Parametric vs Nonparametric test
- Parametric test: assumes data follows a certain distribution. Requires previous knowledge about the population.
- Nonparametric test: does not make assumptions and can be applied to any type of data (ordinal or nominal)
Parametric Data Analysis
- t-test for mean comparison: One independent variable with two groups/units (two bake plates, two coaters, etc) and one dependent variable (CD, thickness) ANOVA will test the equality of three or more group means
- ANOVA: One independent variable with more than two groups/units and one dependent variable
- Two-way ANOVA: Multiple independent variables with more than two groups/units and one dependent variable
- MANOVA: Multiple independent variables with more than two groups/units and Multiple dependent variables
Tukey HSD (honest significant difference) is a post hoc test (follow up to ANOVA) to assess the significance of differences between pairs of group means. Can create confidence intervals for all pairwise differences between each group’s means
To understand relationship between variables (features) and how to predict the dependent variable can use regression.
Nonparametric Data Analysis
- Chi-square: Use when variables are categorical
Confidence Interval
68–95–99.7 rule (empirical rule)
If data is normally distributed then
- 1 sigma encompasses 68% of the data
- 2 sigma (standard error/significant) encompasses 95% of the data (95% confidence interval)

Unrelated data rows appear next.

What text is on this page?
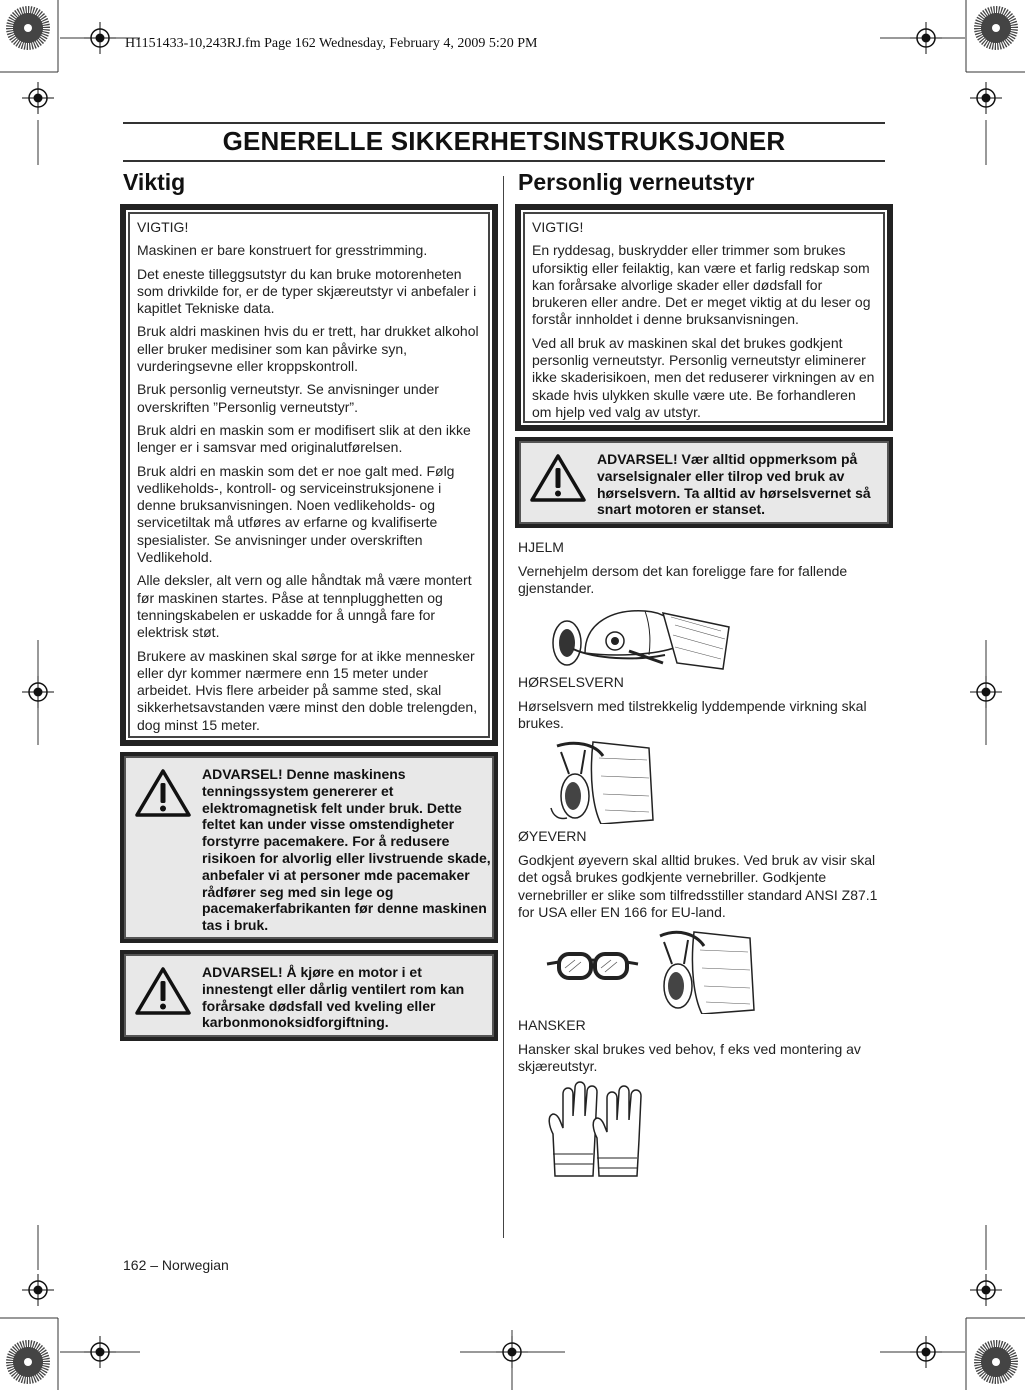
H1151433-10,243RJ.fm Page 162 Wednesday, February 4, 2009 5:20 PM
GENERELLE SIKKERHETSINSTRUKSJONER
Viktig

VIGTIG!

Maskinen er bare konstruert for gresstrimming.

Det eneste tilleggsutstyr du kan bruke motorenheten som drivkilde for, er de typer skjæreutstyr vi anbefaler i kapitlet Tekniske data.

Bruk aldri maskinen hvis du er trett, har drukket alkohol eller bruker medisiner som kan påvirke syn, vurderingsevne eller kroppskontroll.

Bruk personlig verneutstyr. Se anvisninger under overskriften ”Personlig verneutstyr”.

Bruk aldri en maskin som er modifisert slik at den ikke lenger er i samsvar med originalutførelsen.

Bruk aldri en maskin som det er noe galt med. Følg vedlikeholds-, kontroll- og serviceinstruksjonene i denne bruksanvisningen. Noen vedlikeholds- og servicetiltak må utføres av erfarne og kvalifiserte spesialister. Se anvisninger under overskriften Vedlikehold.

Alle deksler, alt vern og alle håndtak må være montert før maskinen startes. Påse at tennplugghetten og tenningskabelen er uskadde for å unngå fare for elektrisk støt.

Brukere av maskinen skal sørge for at ikke mennesker eller dyr kommer nærmere enn 15 meter under arbeidet. Hvis flere arbeider på samme sted, skal sikkerhetsavstanden være minst den doble trelengden, dog minst 15 meter.

ADVARSEL! Denne maskinens tenningssystem genererer et elektromagnetisk felt under bruk. Dette feltet kan under visse omstendigheter forstyrre pacemakere. For å redusere risikoen for alvorlig eller livstruende skade, anbefaler vi at personer mde pacemaker rådfører seg med sin lege og pacemakerfabrikanten før denne maskinen tas i bruk.

ADVARSEL! Å kjøre en motor i et innestengt eller dårlig ventilert rom kan forårsake dødsfall ved kveling eller karbonmonoksidforgiftning.

Personlig verneutstyr

VIGTIG!

En ryddesag, buskrydder eller trimmer som brukes uforsiktig eller feilaktig, kan være et farlig redskap som kan forårsake alvorlige skader eller dødsfall for brukeren eller andre. Det er meget viktig at du leser og forstår innholdet i denne bruksanvisningen.

Ved all bruk av maskinen skal det brukes godkjent personlig verneutstyr. Personlig verneutstyr eliminerer ikke skaderisikoen, men det reduserer virkningen av en skade hvis ulykken skulle være ute. Be forhandleren om hjelp ved valg av utstyr.

ADVARSEL! Vær alltid oppmerksom på varselsignaler eller tilrop ved bruk av hørselsvern. Ta alltid av hørselsvernet så snart motoren er stanset.

HJELM

Vernehjelm dersom det kan foreligge fare for fallende gjenstander.

HØRSELSVERN

Hørselsvern med tilstrekkelig lyddempende virkning skal brukes.

ØYEVERN

Godkjent øyevern skal alltid brukes. Ved bruk av visir skal det også brukes godkjente vernebriller. Godkjente vernebriller er slike som tilfredsstiller standard ANSI Z87.1 for USA eller EN 166 for EU-land.

HANSKER

Hansker skal brukes ved behov, f eks ved montering av skjæreutstyr.

162 – Norwegian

- 3 sigma encompasses 99.7% of the data
A confidence interval (CI) is the range of values that a population parameter is likely to fall between with a certain degree of confidence. CIs that contain either 95% or 99% of expected observations is common. For example, if an estimated value is 50 and the confidence interval of 80% is ±5%, then there is an 80% probability that the true value is between 45 and 55.
Another example. If you construct a confidence interval with a 95% confidence level, you are confident that 95 out of 100 times the estimate will fall between the upper and lower values specified by the confidence interval. Your desired confidence level is usually one minus the alpha (α) value you used in your statistical test: Confidence level = 1 − a So if you use an alpha value of p < 0.05 for statistical significance, then your confidence level would be 1 − 0.05 = 0.95, or 95%.